Now, what he was supposed to do? Force Yanukovych to crush Maidan? The consequences of such a dispersal are unpredictable and the risk is that a change of government might bring to power new forces that have no wish to talk with the Kremlin at all. Destabilization, exploding pipelines and the collapse of Gazprom, which has not yet completed its long-awaited underwater routes or modernized the Belarusian GTS, are something Putin doesn’t even want to think about. The break-up of Ukraine is also not in his interests: Russia will find itself with completely useless coal and steel industries under its control, most of which it will be forced to shut down in favor of its much more competitive Kuzbass. The most important bits will remain in the west: the pipeline and—!—Ukraine’s immense underground gas storage facilities.
That’s why Putin doesn’t need any break-up. He needs order. And Yanukovych is obviously unable to restore order. Should we give him more money? But the three billion already disbursed has vanished without a trace—without Kyiv even paying for gas. The same fate is likely to meet any further Russian tranches. So the question now is: what happens when the money runs out? After all, the Motherland’s bottomless barrels aside, when the 15 billion end, Putin won’t find more money for Yanukovych. Right now, he can bluff a little, playing as though he is an equal partner to the West in the tug-o-war over Ukraine. But when the money ends, so will his bluff.
And that’s why Putin has begun to listen to the West’s proposals regarding a settlement of Ukraine’s conflict with greater interest. Unfortunately, those proposals exclude the option of Yanukovych maintaining a monopoly on power, and that means that Ukraine’s foreign policy course could shift in a matter of hours. Negotiating with Ukraine’s powers-that-be will become a lot more complicated. And negotiating with Ukraine’s people will be out of the question.

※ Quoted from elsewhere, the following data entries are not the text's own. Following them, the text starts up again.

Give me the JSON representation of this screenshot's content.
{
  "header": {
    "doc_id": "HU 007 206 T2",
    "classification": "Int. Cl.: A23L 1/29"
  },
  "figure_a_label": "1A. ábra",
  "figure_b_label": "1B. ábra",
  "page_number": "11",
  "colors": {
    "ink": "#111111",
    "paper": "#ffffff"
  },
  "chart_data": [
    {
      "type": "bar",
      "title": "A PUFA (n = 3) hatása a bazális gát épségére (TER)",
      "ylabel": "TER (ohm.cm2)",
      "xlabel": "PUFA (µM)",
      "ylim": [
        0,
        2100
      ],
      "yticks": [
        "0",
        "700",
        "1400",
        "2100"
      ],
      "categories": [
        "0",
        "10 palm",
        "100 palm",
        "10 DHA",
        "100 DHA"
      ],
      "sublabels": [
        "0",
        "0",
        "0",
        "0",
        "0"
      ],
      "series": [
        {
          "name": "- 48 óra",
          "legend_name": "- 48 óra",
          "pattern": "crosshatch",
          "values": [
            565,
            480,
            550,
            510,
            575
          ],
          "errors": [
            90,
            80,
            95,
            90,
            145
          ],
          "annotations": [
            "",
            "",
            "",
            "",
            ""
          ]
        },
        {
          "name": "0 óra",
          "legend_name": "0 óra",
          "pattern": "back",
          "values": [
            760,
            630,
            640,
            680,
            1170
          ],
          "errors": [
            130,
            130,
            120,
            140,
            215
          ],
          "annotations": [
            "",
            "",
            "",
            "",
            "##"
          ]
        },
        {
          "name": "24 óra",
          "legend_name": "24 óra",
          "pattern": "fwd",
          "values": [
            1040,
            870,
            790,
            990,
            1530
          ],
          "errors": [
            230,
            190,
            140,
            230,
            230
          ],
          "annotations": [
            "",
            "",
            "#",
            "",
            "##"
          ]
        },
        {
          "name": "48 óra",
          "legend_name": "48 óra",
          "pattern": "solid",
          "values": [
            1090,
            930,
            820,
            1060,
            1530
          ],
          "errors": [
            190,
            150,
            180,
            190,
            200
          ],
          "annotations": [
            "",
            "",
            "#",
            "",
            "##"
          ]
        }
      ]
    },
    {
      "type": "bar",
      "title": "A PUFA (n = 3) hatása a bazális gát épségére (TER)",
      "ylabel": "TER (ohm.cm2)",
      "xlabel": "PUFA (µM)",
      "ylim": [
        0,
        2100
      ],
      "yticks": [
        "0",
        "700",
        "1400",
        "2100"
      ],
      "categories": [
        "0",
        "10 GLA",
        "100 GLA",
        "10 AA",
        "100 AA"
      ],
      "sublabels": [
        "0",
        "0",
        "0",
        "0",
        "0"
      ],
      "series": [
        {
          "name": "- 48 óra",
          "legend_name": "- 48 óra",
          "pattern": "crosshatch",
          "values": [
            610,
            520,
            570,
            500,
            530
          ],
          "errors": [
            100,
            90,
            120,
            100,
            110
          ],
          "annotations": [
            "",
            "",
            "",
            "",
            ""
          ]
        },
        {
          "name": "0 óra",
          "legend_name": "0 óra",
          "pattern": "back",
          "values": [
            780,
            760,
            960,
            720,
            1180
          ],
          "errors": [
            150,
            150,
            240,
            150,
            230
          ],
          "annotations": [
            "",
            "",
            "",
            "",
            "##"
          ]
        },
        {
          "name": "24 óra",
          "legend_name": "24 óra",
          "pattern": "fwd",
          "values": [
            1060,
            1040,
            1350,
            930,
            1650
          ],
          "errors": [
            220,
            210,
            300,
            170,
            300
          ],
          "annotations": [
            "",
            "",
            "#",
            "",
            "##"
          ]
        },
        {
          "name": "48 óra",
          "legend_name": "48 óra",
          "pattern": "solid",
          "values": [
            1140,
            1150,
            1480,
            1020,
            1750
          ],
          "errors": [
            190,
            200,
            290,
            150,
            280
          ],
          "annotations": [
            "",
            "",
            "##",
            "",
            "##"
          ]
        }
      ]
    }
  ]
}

Now that’s why the Russians have begun to retrench in Kharkiv. There are several reasons for this. First is to have their influence group, a pro-Russian party in the event that a parliamentary republic is established and horse trading begins for the formation of a new Government. Second is to show Yanukovych that the break-up of the country is not in his interests, either. One map of a split Ukraine making the rounds of social networks shows the Center and the West are an integrated state, but the East is divided into several parts. This is actually the Russian map of Ukraine’s possible future: Moscow is ready to leave to Yanukovych and his Donetsk cohort their patrimony of Donbas and to turn the rest—Left Bank Ukraine, Bessarabia and Crimea—into a protectorate along the lines of Transdnistria, which incidentally will finally have almost a common border with its sponsor. Clearly, this is quite a scary plan, so we can agree that such a turn of events is not of interest to Yanukovych or to Ukraine’s elite as a whole.
Now then, what can Putin want to speak to Yanukovych about? Money? He doesn’t want to hand out money. The Premier’s seat? Yanukovych just dismissed a PM whom Putin trusted as his own man. Dispersing Maidan? Putin doesn’t want the West to see him as responsible for a crackdown, so let Yanukovych figure it out for himself. Celebrating Shevchenko’s anniversary? Seems that that was already discussed.
So, the brilliant USD 15bn deal that was supposed to turn Ukraine into a Russian homeland has instead dug an unbridgeable gap between the two countries and their political elites, one that Moscow’s beloved Stepan Bandera and Roman Shukhevych themselves never managed to dig. Vladimir Putin and Viktor Yanukovych have done the job for them.